Chronic Mucocutaneous Candidosis and Other Superficial and Systemic Mycoses Successfully Treated with Ketoconazole

Abstract
Four patients with chronic mucocutaneous candidosis from early infancy were treated successfully with ketoconazole given orally. All thrush lesions were clinically and mycologically cured within a few days of treatment with 100–400 mg of ketoconazole daily; skin lesions were cured within a few weeks, and nails were cured after about three months of treatment. Delayed cutaneous hypersensitivity to candidin was acquired by the third month. Cellular and humoral immunologic responses were related to the suppression of Candida albicans antigen by ketoconazole. A fifth patient with chronic lingual granuloma due to C. albicans improved considerably.
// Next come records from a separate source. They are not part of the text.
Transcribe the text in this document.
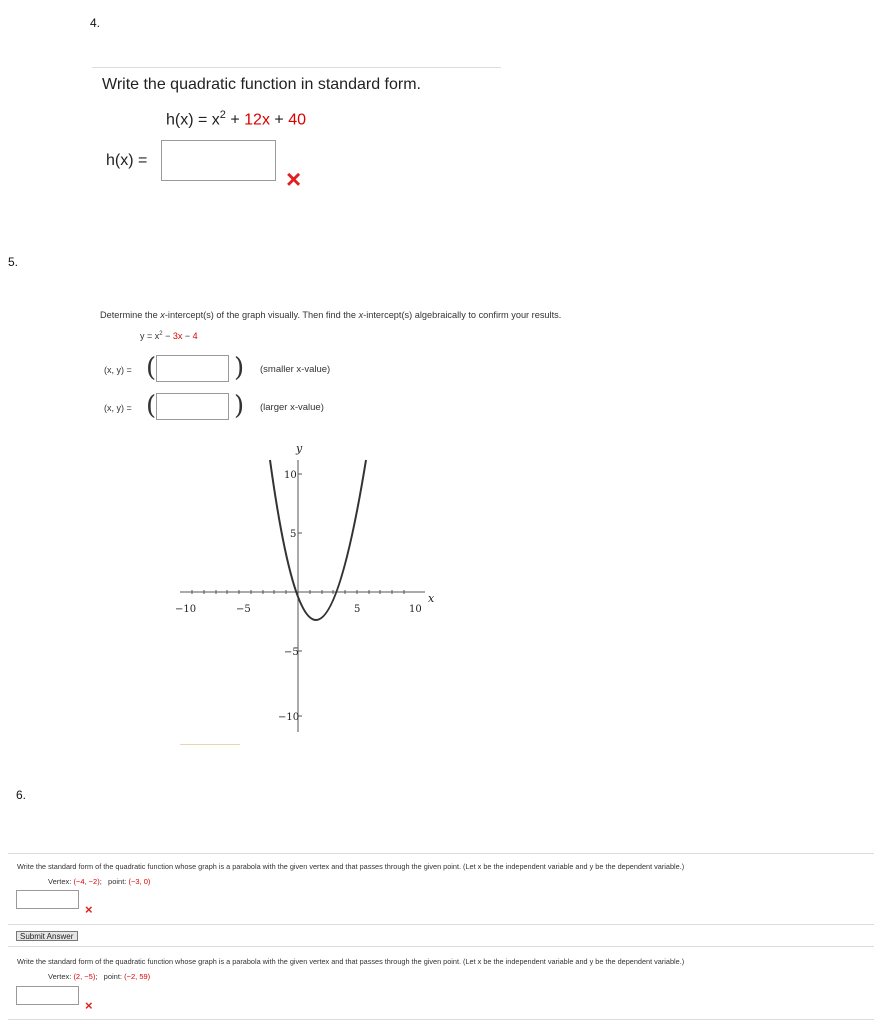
4.
Write the quadratic function in standard form.
$h(x) = x^2 + 12x + 40$
h(x) =
×
5.
Determine the x-intercept(s) of the graph visually. Then find the x-intercept(s) algebraically to confirm your results.
$y = x^2 - 3x - 4$
(x, y) = (	) (smaller x-value)
(x, y) = (	) (larger x-value)
y
x
−10	−5	5	10
10
5
−5
−10
6.
Write the standard form of the quadratic function whose graph is a parabola with the given vertex and that passes through the given point. (Let x be the independent variable and y be the dependent variable.)
Vertex: (−4, −2);   point: (−3, 0)
×
Submit Answer
Write the standard form of the quadratic function whose graph is a parabola with the given vertex and that passes through the given point. (Let x be the independent variable and y be the dependent variable.)
Vertex: (2, −5);   point: (−2, 59)
×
Favorable results also were seen in individual patients with oral and disseminated histoplasmosis due to Histoplasma capsulatum; laryngeal, pulmonary, and hepatic disease with continuous fever also due to H. capsulatum; pulmonary histoplasmosis due to Histoplasma duboisii; cutaneous sporotrichosis; and cutaneous blastomycosis due to Blastomyces dermatitidis and in three patients with favus due to Trichophyton schoenleinii; six of seven patients with tinea capitis due to Trichophyton violaceum (after one month of treatment); and four patients with infections due to Petriellidium boydii, Phialophora pedrosoi, or Beauveria species. All patients responded rapidly to 400 mg of ketoconazole per day given orally. Only the patient with hepatic histoplasmosis required 800 mg per day. Measurements of ketoconazole in the serum during treatment were useful in the evaluation of therapy.